Monday, November 05, 2007

More on Waldfogel

I still haven’t read Joel Waldfogel’s book. But Peter Klein attended a lecture by Waldfogel, and he gives a somewhat more specific statement of Waldfogel’s market-failure argument:
Under increasing returns, if the number of potential users of a particular good or service is sufficiently small, and the fixed costs are sufficiently large, then the good or service will not be produced even though there exist users whose willingness to pay exceeds the marginal cost of production.
On reading this, I am further convinced of my initial reaction, particularly points #2 and #6. This is not a true market failure. Yes, one condition for economic efficiency is that more of a good should be produced if willingness to pay exceeds the marginal cost of production. But that’s only true given that the fixed costs have already been incurred. To justify incurring those fixed costs, it must be true that the consumer and producer surplus (once the fixed costs have been incurred) exceed the fixed costs. To put it another way, fixed costs are actually marginal costs of producing the first unit.

Perhaps the “increasing returns” are supposed to be doing some work I’m not aware of. The term can be used in different ways. If Waldfogel means a situation in which average costs are always decreasing (possibly because marginal costs are falling or constant), that does raise a possibility of market failure – specifically, the kind we usually refer to as “natural monopoly.” But this is not a novel discovery, and in any case, it doesn’t indicate that we have too little product diversity. On the contrary, the natural monopoly is a case is in which it’s efficient to have a single producer (the inefficiency arises from pricing behavior after the monopoly has been achieved). To justify having a second producer with a differentiated product to satisfy minority preferences, the gains to the minority group from having their preferred product must exceed both the fixed costs of production and the added cost for majority consumers who no longer benefit from greater economies of scale.

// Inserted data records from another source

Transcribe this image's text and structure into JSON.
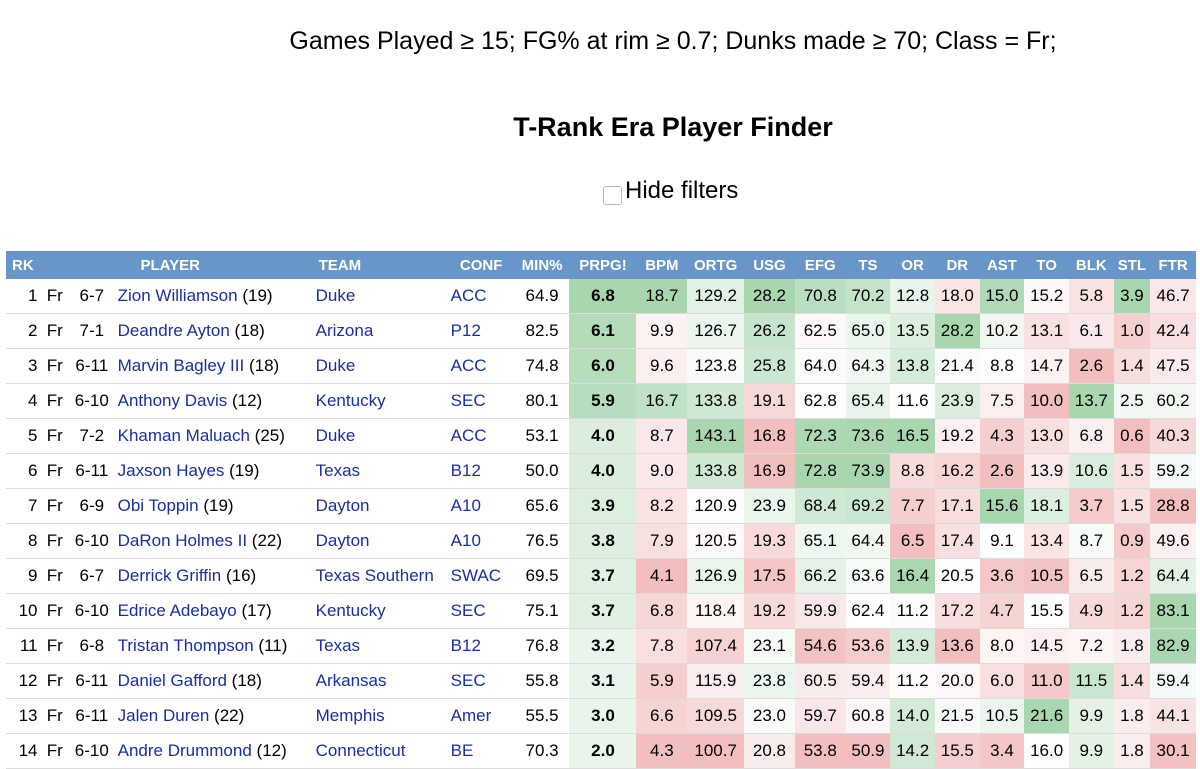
{
  "filters_text": "Games Played ≥ 15; FG% at rim ≥ 0.7; Dunks made ≥ 70; Class = Fr;",
  "page_title": "T-Rank Era Player Finder",
  "hide_filters_label": "Hide filters",
  "columns": [
    "RK",
    "PLAYER",
    "TEAM",
    "CONF",
    "MIN%",
    "PRPG!",
    "BPM",
    "ORTG",
    "USG",
    "EFG",
    "TS",
    "OR",
    "DR",
    "AST",
    "TO",
    "BLK",
    "STL",
    "FTR"
  ],
  "rows": [
    {
      "rk": "1",
      "cls": "Fr",
      "ht": "6-7",
      "name": "Zion Williamson",
      "age": "(19)",
      "team": "Duke",
      "conf": "ACC",
      "min": "64.9",
      "prpg": "6.8",
      "bpm": "18.7",
      "ortg": "129.2",
      "usg": "28.2",
      "efg": "70.8",
      "ts": "70.2",
      "or": "12.8",
      "dr": "18.0",
      "ast": "15.0",
      "to": "15.2",
      "blk": "5.8",
      "stl": "3.9",
      "ftr": "46.7"
    },
    {
      "rk": "2",
      "cls": "Fr",
      "ht": "7-1",
      "name": "Deandre Ayton",
      "age": "(18)",
      "team": "Arizona",
      "conf": "P12",
      "min": "82.5",
      "prpg": "6.1",
      "bpm": "9.9",
      "ortg": "126.7",
      "usg": "26.2",
      "efg": "62.5",
      "ts": "65.0",
      "or": "13.5",
      "dr": "28.2",
      "ast": "10.2",
      "to": "13.1",
      "blk": "6.1",
      "stl": "1.0",
      "ftr": "42.4"
    },
    {
      "rk": "3",
      "cls": "Fr",
      "ht": "6-11",
      "name": "Marvin Bagley III",
      "age": "(18)",
      "team": "Duke",
      "conf": "ACC",
      "min": "74.8",
      "prpg": "6.0",
      "bpm": "9.6",
      "ortg": "123.8",
      "usg": "25.8",
      "efg": "64.0",
      "ts": "64.3",
      "or": "13.8",
      "dr": "21.4",
      "ast": "8.8",
      "to": "14.7",
      "blk": "2.6",
      "stl": "1.4",
      "ftr": "47.5"
    },
    {
      "rk": "4",
      "cls": "Fr",
      "ht": "6-10",
      "name": "Anthony Davis",
      "age": "(12)",
      "team": "Kentucky",
      "conf": "SEC",
      "min": "80.1",
      "prpg": "5.9",
      "bpm": "16.7",
      "ortg": "133.8",
      "usg": "19.1",
      "efg": "62.8",
      "ts": "65.4",
      "or": "11.6",
      "dr": "23.9",
      "ast": "7.5",
      "to": "10.0",
      "blk": "13.7",
      "stl": "2.5",
      "ftr": "60.2"
    },
    {
      "rk": "5",
      "cls": "Fr",
      "ht": "7-2",
      "name": "Khaman Maluach",
      "age": "(25)",
      "team": "Duke",
      "conf": "ACC",
      "min": "53.1",
      "prpg": "4.0",
      "bpm": "8.7",
      "ortg": "143.1",
      "usg": "16.8",
      "efg": "72.3",
      "ts": "73.6",
      "or": "16.5",
      "dr": "19.2",
      "ast": "4.3",
      "to": "13.0",
      "blk": "6.8",
      "stl": "0.6",
      "ftr": "40.3"
    },
    {
      "rk": "6",
      "cls": "Fr",
      "ht": "6-11",
      "name": "Jaxson Hayes",
      "age": "(19)",
      "team": "Texas",
      "conf": "B12",
      "min": "50.0",
      "prpg": "4.0",
      "bpm": "9.0",
      "ortg": "133.8",
      "usg": "16.9",
      "efg": "72.8",
      "ts": "73.9",
      "or": "8.8",
      "dr": "16.2",
      "ast": "2.6",
      "to": "13.9",
      "blk": "10.6",
      "stl": "1.5",
      "ftr": "59.2"
    },
    {
      "rk": "7",
      "cls": "Fr",
      "ht": "6-9",
      "name": "Obi Toppin",
      "age": "(19)",
      "team": "Dayton",
      "conf": "A10",
      "min": "65.6",
      "prpg": "3.9",
      "bpm": "8.2",
      "ortg": "120.9",
      "usg": "23.9",
      "efg": "68.4",
      "ts": "69.2",
      "or": "7.7",
      "dr": "17.1",
      "ast": "15.6",
      "to": "18.1",
      "blk": "3.7",
      "stl": "1.5",
      "ftr": "28.8"
    },
    {
      "rk": "8",
      "cls": "Fr",
      "ht": "6-10",
      "name": "DaRon Holmes II",
      "age": "(22)",
      "team": "Dayton",
      "conf": "A10",
      "min": "76.5",
      "prpg": "3.8",
      "bpm": "7.9",
      "ortg": "120.5",
      "usg": "19.3",
      "efg": "65.1",
      "ts": "64.4",
      "or": "6.5",
      "dr": "17.4",
      "ast": "9.1",
      "to": "13.4",
      "blk": "8.7",
      "stl": "0.9",
      "ftr": "49.6"
    },
    {
      "rk": "9",
      "cls": "Fr",
      "ht": "6-7",
      "name": "Derrick Griffin",
      "age": "(16)",
      "team": "Texas Southern",
      "conf": "SWAC",
      "min": "69.5",
      "prpg": "3.7",
      "bpm": "4.1",
      "ortg": "126.9",
      "usg": "17.5",
      "efg": "66.2",
      "ts": "63.6",
      "or": "16.4",
      "dr": "20.5",
      "ast": "3.6",
      "to": "10.5",
      "blk": "6.5",
      "stl": "1.2",
      "ftr": "64.4"
    },
    {
      "rk": "10",
      "cls": "Fr",
      "ht": "6-10",
      "name": "Edrice Adebayo",
      "age": "(17)",
      "team": "Kentucky",
      "conf": "SEC",
      "min": "75.1",
      "prpg": "3.7",
      "bpm": "6.8",
      "ortg": "118.4",
      "usg": "19.2",
      "efg": "59.9",
      "ts": "62.4",
      "or": "11.2",
      "dr": "17.2",
      "ast": "4.7",
      "to": "15.5",
      "blk": "4.9",
      "stl": "1.2",
      "ftr": "83.1"
    },
    {
      "rk": "11",
      "cls": "Fr",
      "ht": "6-8",
      "name": "Tristan Thompson",
      "age": "(11)",
      "team": "Texas",
      "conf": "B12",
      "min": "76.8",
      "prpg": "3.2",
      "bpm": "7.8",
      "ortg": "107.4",
      "usg": "23.1",
      "efg": "54.6",
      "ts": "53.6",
      "or": "13.9",
      "dr": "13.6",
      "ast": "8.0",
      "to": "14.5",
      "blk": "7.2",
      "stl": "1.8",
      "ftr": "82.9"
    },
    {
      "rk": "12",
      "cls": "Fr",
      "ht": "6-11",
      "name": "Daniel Gafford",
      "age": "(18)",
      "team": "Arkansas",
      "conf": "SEC",
      "min": "55.8",
      "prpg": "3.1",
      "bpm": "5.9",
      "ortg": "115.9",
      "usg": "23.8",
      "efg": "60.5",
      "ts": "59.4",
      "or": "11.2",
      "dr": "20.0",
      "ast": "6.0",
      "to": "11.0",
      "blk": "11.5",
      "stl": "1.4",
      "ftr": "59.4"
    },
    {
      "rk": "13",
      "cls": "Fr",
      "ht": "6-11",
      "name": "Jalen Duren",
      "age": "(22)",
      "team": "Memphis",
      "conf": "Amer",
      "min": "55.5",
      "prpg": "3.0",
      "bpm": "6.6",
      "ortg": "109.5",
      "usg": "23.0",
      "efg": "59.7",
      "ts": "60.8",
      "or": "14.0",
      "dr": "21.5",
      "ast": "10.5",
      "to": "21.6",
      "blk": "9.9",
      "stl": "1.8",
      "ftr": "44.1"
    },
    {
      "rk": "14",
      "cls": "Fr",
      "ht": "6-10",
      "name": "Andre Drummond",
      "age": "(12)",
      "team": "Connecticut",
      "conf": "BE",
      "min": "70.3",
      "prpg": "2.0",
      "bpm": "4.3",
      "ortg": "100.7",
      "usg": "20.8",
      "efg": "53.8",
      "ts": "50.9",
      "or": "14.2",
      "dr": "15.5",
      "ast": "3.4",
      "to": "16.0",
      "blk": "9.9",
      "stl": "1.8",
      "ftr": "30.1"
    }
  ]
}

I haven’t thought the logic all the way through, but if anything I’ll bet there’s an argument that the market could produce too much product diversity from an efficiency perspective. In fact, as I recall, this was the argument made by the theorists of monopolistic competition: that competition in the context of a heterogeneous product leads firms not to fully exploit economies of scale, leading to inefficient excess capacity.

I should emphasize again that since I haven’t read the book, there may be nuances to the argument I’m missing.